Membaca novel ini seperti menjelajah ke suatu tempat asing yang tidak terpikirkan. Cekaman adat Dayak Meratus yang mistis dan kolot sangat terasa dari paparan sebagai bentuk ritual yang dilakukan warga Malinau. Jalinan cinta Utay dan Aruni dijadikan penulis sebagai jembatan untuk mengilustrasikan ruwetnya budaya yang saling berlawanan. Sederhana, tetapi mengena. Novel ini tampaknya lebih mengedepankan aspek ilmu melalui pendekatan budaya. Namun sayang sekali, banyak konflik menarik yang mestinya bisa diharap lebih detail dan menarik, justru hanya ditampilkan secara ilustratif. Padahal, pertemuan antara adat Malinau yang kolot dengan kehidupan kota yang begitu kompromistis dan bisa menjadi pemicu sebuah konflik tajam dan dramatis. Proses penetrasi budaya yang melebur dalam diri Utay itulah yang tidak digarap penulis dengan saksama. Meskipun demikian, dari sisi paparan data tentang sebuah komunitas, tampak jelas penguasaan penulis tentang “rimba” yang dimasukinya.
Novel ini tentu sangat berharga bagi peminat sastra. Anda dapat membaca novel ini jika ingin melihat nuansa mistis dan adat yang kolot. Novel ini teramat sayang jika kita lewatkan begitu saja. Oleh karena itu, Anda dapat membaca dan memiliki novel Menolak Panggilan Pulang.
Oleh: Lily Bertha Kartika
Disadur dari:Tabloid Mingguan Semanggi, Edisi 43, Th. I, 14-20 September 2000

YANG DIRESENSI
1.       Judul Resensi     :Penetrasi yang Mengayam Kehancuran

2.       Data buku           :Fiksi,
a)                  Judul                     : Menolak Panggilan Pulang
b)                  Penulis                 :Ngarto Februana
c)                   Jenis Buku           : Fiksi
d)                  Penerbit              :Media Pressindo, Yogyakarta
e)                  Cetakan I             : Juli 2000
f)                    Tebal                     : 207 halaman

3.       Memperkenalkan pengarang: Tidak semua perubahan dan kemajuan memetik buah yang manis. Saat sebuah komunitas maupun individu diterjang datangnya perubahan baru yang tidak terantisipasi, maka yang terjadi justru kegamangan. Ternyata, tidak ada yang lebih dahsyat dari kehancuran yang disebabkan oleh meleburnya penetrasi sebuah kultur. Kehancuran ini dapat terjadi dalam sosok individu maupun komunitas.Desa Malinau adalah bagian dari tiga belas desa di Kecamatan Loksado, Perbukitan Meratus, Kalimantan Selatan. Di dalamnya hidup sekelompok warga Dayak Meratus yang sangat patuh pada tradisi nenek moyang yang turun-temurun. Dengan tingkat pendidikan masyarakat  yang rendah, tidak heran jika kemajuan pembangunan desa itu pun berjalan sangat lamban. Ketidakmengertian pada teknologi dan kegigihan untuk mempertahankan adat, akhirnya, menggiring masyarakat Malianau pada sebuah pemikiran yang selalu skeptis dan penuh curiga pada setiap orang yang datang dari luar Meratus.

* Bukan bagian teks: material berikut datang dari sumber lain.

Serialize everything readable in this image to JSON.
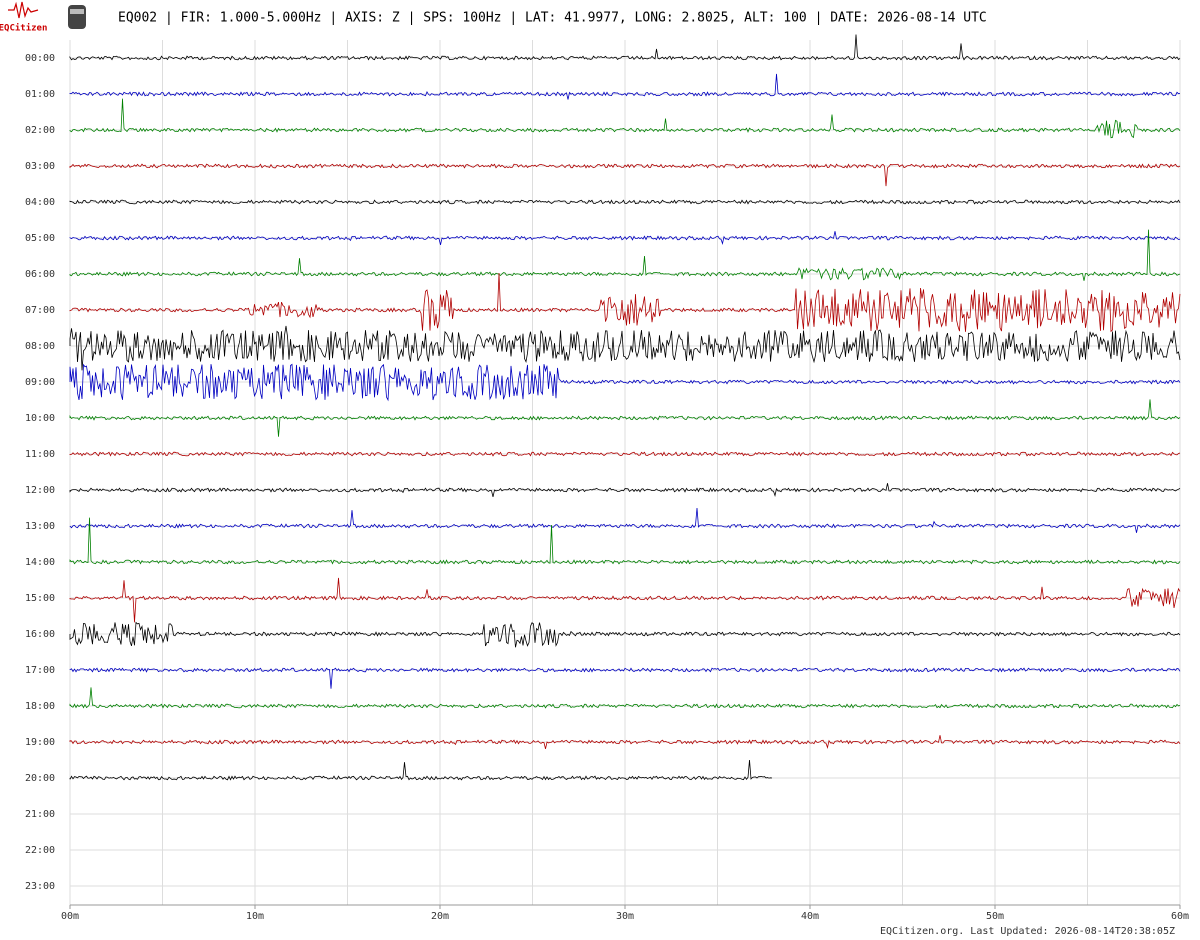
{
  "header": {
    "logo": "EQCitizen",
    "title": "EQ002 | FIR: 1.000-5.000Hz | AXIS: Z | SPS: 100Hz | LAT: 41.9977, LONG: 2.8025, ALT: 100 | DATE: 2026-08-14 UTC"
  },
  "rows": [
    "00:00",
    "01:00",
    "02:00",
    "03:00",
    "04:00",
    "05:00",
    "06:00",
    "07:00",
    "08:00",
    "09:00",
    "10:00",
    "11:00",
    "12:00",
    "13:00",
    "14:00",
    "15:00",
    "16:00",
    "17:00",
    "18:00",
    "19:00",
    "20:00",
    "21:00",
    "22:00",
    "23:00"
  ],
  "minute_labels": [
    "00m",
    "10m",
    "20m",
    "30m",
    "40m",
    "50m",
    "60m"
  ],
  "footer": "EQCitizen.org. Last Updated: 2026-08-14T20:38:05Z"
}
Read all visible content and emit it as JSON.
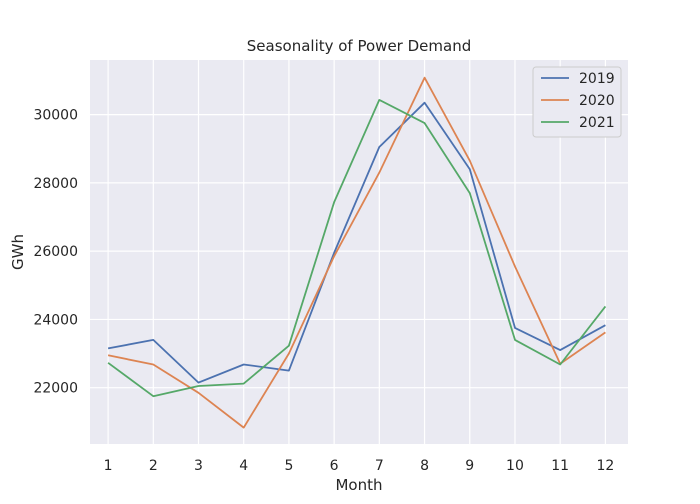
{
  "chart_data": {
    "type": "line",
    "title": "Seasonality of Power Demand",
    "xlabel": "Month",
    "ylabel": "GWh",
    "x": [
      1,
      2,
      3,
      4,
      5,
      6,
      7,
      8,
      9,
      10,
      11,
      12
    ],
    "xlim": [
      0.6,
      12.5
    ],
    "ylim": [
      20350,
      31600
    ],
    "yticks": [
      22000,
      24000,
      26000,
      28000,
      30000
    ],
    "grid": true,
    "legend_position": "top-right",
    "series": [
      {
        "name": "2019",
        "color": "#4c72b0",
        "values": [
          23150,
          23400,
          22150,
          22680,
          22500,
          25950,
          29050,
          30350,
          28400,
          23750,
          23100,
          23830
        ]
      },
      {
        "name": "2020",
        "color": "#dd8452",
        "values": [
          22950,
          22680,
          21850,
          20830,
          23000,
          25850,
          28300,
          31080,
          28650,
          25550,
          22700,
          23620
        ]
      },
      {
        "name": "2021",
        "color": "#55a868",
        "values": [
          22730,
          21750,
          22050,
          22120,
          23230,
          27430,
          30430,
          29750,
          27700,
          23400,
          22680,
          24380
        ]
      }
    ]
  }
}
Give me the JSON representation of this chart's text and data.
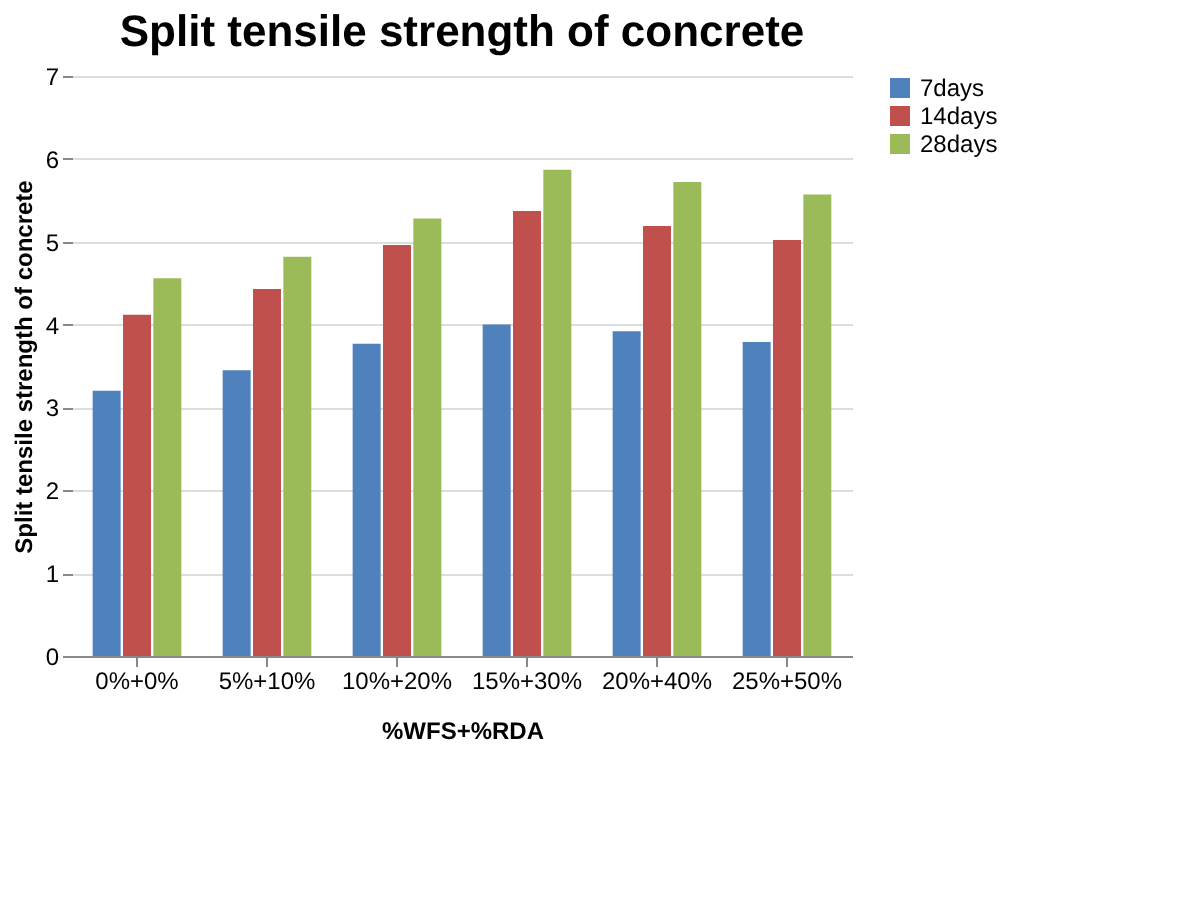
{
  "chart_data": {
    "type": "bar",
    "title": "Split tensile strength of concrete",
    "xlabel": "%WFS+%RDA",
    "ylabel": "Split tensile strength of concrete",
    "categories": [
      "0%+0%",
      "5%+10%",
      "10%+20%",
      "15%+30%",
      "20%+40%",
      "25%+50%"
    ],
    "series": [
      {
        "name": "7days",
        "color": "#4f81bd",
        "values": [
          3.2,
          3.45,
          3.77,
          4.0,
          3.92,
          3.79
        ]
      },
      {
        "name": "14days",
        "color": "#c0504d",
        "values": [
          4.12,
          4.43,
          4.96,
          5.37,
          5.19,
          5.02
        ]
      },
      {
        "name": "28days",
        "color": "#9bbb59",
        "values": [
          4.56,
          4.82,
          5.28,
          5.87,
          5.72,
          5.57
        ]
      }
    ],
    "ylim": [
      0,
      7
    ],
    "yticks": [
      0,
      1,
      2,
      3,
      4,
      5,
      6,
      7
    ],
    "grid": "y",
    "legend": "right"
  }
}
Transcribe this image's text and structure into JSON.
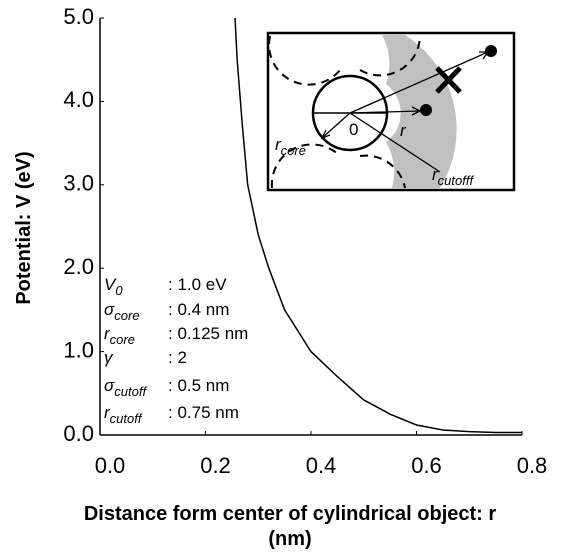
{
  "chart_data": {
    "type": "line",
    "ylabel": "Potential: V (eV)",
    "xlabel": [
      "Distance form center of cylindrical object: r",
      "(nm)"
    ],
    "x": [
      0.256,
      0.26,
      0.27,
      0.28,
      0.3,
      0.32,
      0.35,
      0.4,
      0.45,
      0.5,
      0.55,
      0.6,
      0.65,
      0.7,
      0.75,
      0.8
    ],
    "values": [
      5.0,
      4.5,
      3.7,
      3.0,
      2.4,
      2.0,
      1.5,
      1.0,
      0.7,
      0.42,
      0.25,
      0.12,
      0.06,
      0.04,
      0.03,
      0.03
    ],
    "color": "#000000",
    "xlim": [
      0,
      0.8
    ],
    "ylim": [
      0,
      5
    ],
    "xticks": [
      {
        "value": 0,
        "label": "0.0"
      },
      0.2,
      0.4,
      0.6,
      0.8
    ],
    "yticks": [
      {
        "value": 0,
        "label": "0.0"
      },
      {
        "value": 1,
        "label": "1.0"
      },
      {
        "value": 2,
        "label": "2.0"
      },
      {
        "value": 3,
        "label": "3.0"
      },
      {
        "value": 4,
        "label": "4.0"
      },
      {
        "value": 5,
        "label": "5.0"
      }
    ],
    "grid": false,
    "parameters": [
      {
        "symbol": "V",
        "sub": "0",
        "value": ": 1.0 eV"
      },
      {
        "symbol": "σ",
        "sub": "core",
        "value": ": 0.4 nm"
      },
      {
        "symbol": "r",
        "sub": "core",
        "value": ": 0.125 nm"
      },
      {
        "symbol": "γ",
        "value": ": 2"
      },
      {
        "symbol": "σ",
        "sub": "cutoff",
        "value": ": 0.5 nm"
      },
      {
        "symbol": "r",
        "sub": "cutoff",
        "value": ": 0.75 nm"
      }
    ],
    "inset": {
      "origin": "0",
      "r": "r",
      "rcore": {
        "symbol": "r",
        "sub": "core"
      },
      "rcutoff": {
        "symbol": "r",
        "sub": "cutofff"
      }
    }
  }
}
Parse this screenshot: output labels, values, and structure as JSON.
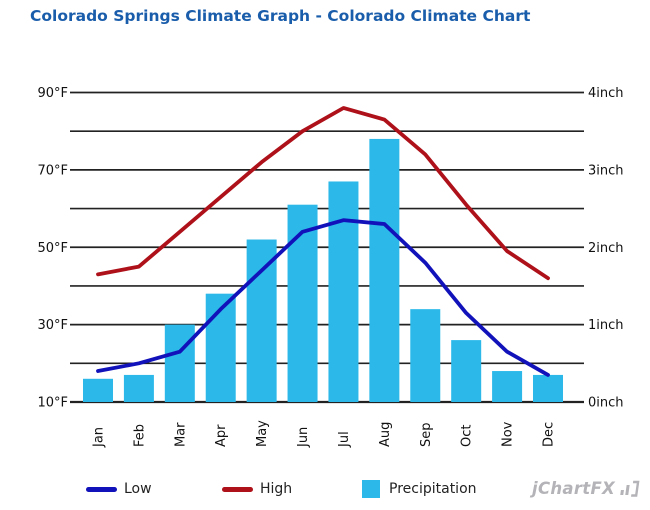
{
  "title": {
    "text": "Colorado Springs Climate Graph - Colorado Climate Chart"
  },
  "style": {
    "background": "#ffffff",
    "title_color": "#1a5dab",
    "grid_color": "#222222",
    "axis_text_color": "#111111",
    "legend_text_color": "#222222",
    "watermark_color": "#b4b4b8"
  },
  "axes": {
    "left": {
      "unit": "°F",
      "ticks": [
        {
          "value": 90,
          "label": "90°F"
        },
        {
          "value": 70,
          "label": "70°F"
        },
        {
          "value": 50,
          "label": "50°F"
        },
        {
          "value": 30,
          "label": "30°F"
        },
        {
          "value": 10,
          "label": "10°F"
        }
      ]
    },
    "right": {
      "unit": "inch",
      "ticks": [
        {
          "value": 4,
          "label": "4inch"
        },
        {
          "value": 3,
          "label": "3inch"
        },
        {
          "value": 2,
          "label": "2inch"
        },
        {
          "value": 1,
          "label": "1inch"
        },
        {
          "value": 0,
          "label": "0inch"
        }
      ]
    }
  },
  "chart_data": {
    "type": "bar",
    "title": "Colorado Springs Climate Graph - Colorado Climate Chart",
    "categories": [
      "Jan",
      "Feb",
      "Mar",
      "Apr",
      "May",
      "Jun",
      "Jul",
      "Aug",
      "Sep",
      "Oct",
      "Nov",
      "Dec"
    ],
    "series": [
      {
        "name": "Low",
        "type": "line",
        "axis": "temperature_f",
        "color": "#1212ba",
        "values": [
          18,
          20,
          23,
          34,
          44,
          54,
          57,
          56,
          46,
          33,
          23,
          17
        ]
      },
      {
        "name": "High",
        "type": "line",
        "axis": "temperature_f",
        "color": "#ae1119",
        "values": [
          43,
          45,
          54,
          63,
          72,
          80,
          86,
          83,
          74,
          61,
          49,
          42
        ]
      },
      {
        "name": "Precipitation",
        "type": "bar",
        "axis": "precipitation_inch",
        "color": "#2cb9ea",
        "values": [
          0.3,
          0.35,
          1.0,
          1.4,
          2.1,
          2.55,
          2.85,
          3.4,
          1.2,
          0.8,
          0.4,
          0.35
        ]
      }
    ],
    "y_left": {
      "label": "°F",
      "min": 10,
      "max": 90,
      "grid_step": 10
    },
    "y_right": {
      "label": "inch",
      "min": 0,
      "max": 4,
      "grid_step": 0.5
    },
    "grid": true,
    "legend_position": "bottom"
  },
  "watermark": {
    "label": "jChartFX"
  }
}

4.       Membandingkan dengan buku sejenis: Bahasa yang digunakan pengarang dalam novel ini adalah bahasa yang lugas dan mudah dimengerti. Selain itu, dengan bahasanya yang lugas pengarang mampu menciptakan suasana mistis dan menampilkan banyak konflik.

5.       Merumuskan tema: Tidak semua perubahan dan kemajuan memetik buah yang manis. Saat sebuah komunitas maupun individu diterjang datangnya perubahan baru yang tidak terantisipasi, maka yang terjadi justru kegamangan. Ternyata, tidak ada yang lebih dahsyat dari kehancuran yang disebabkan oleh meleburnya penetrasi sebuah kultur. Kehancuran ini dapat terjadi dalam sosok individu maupun komunitas.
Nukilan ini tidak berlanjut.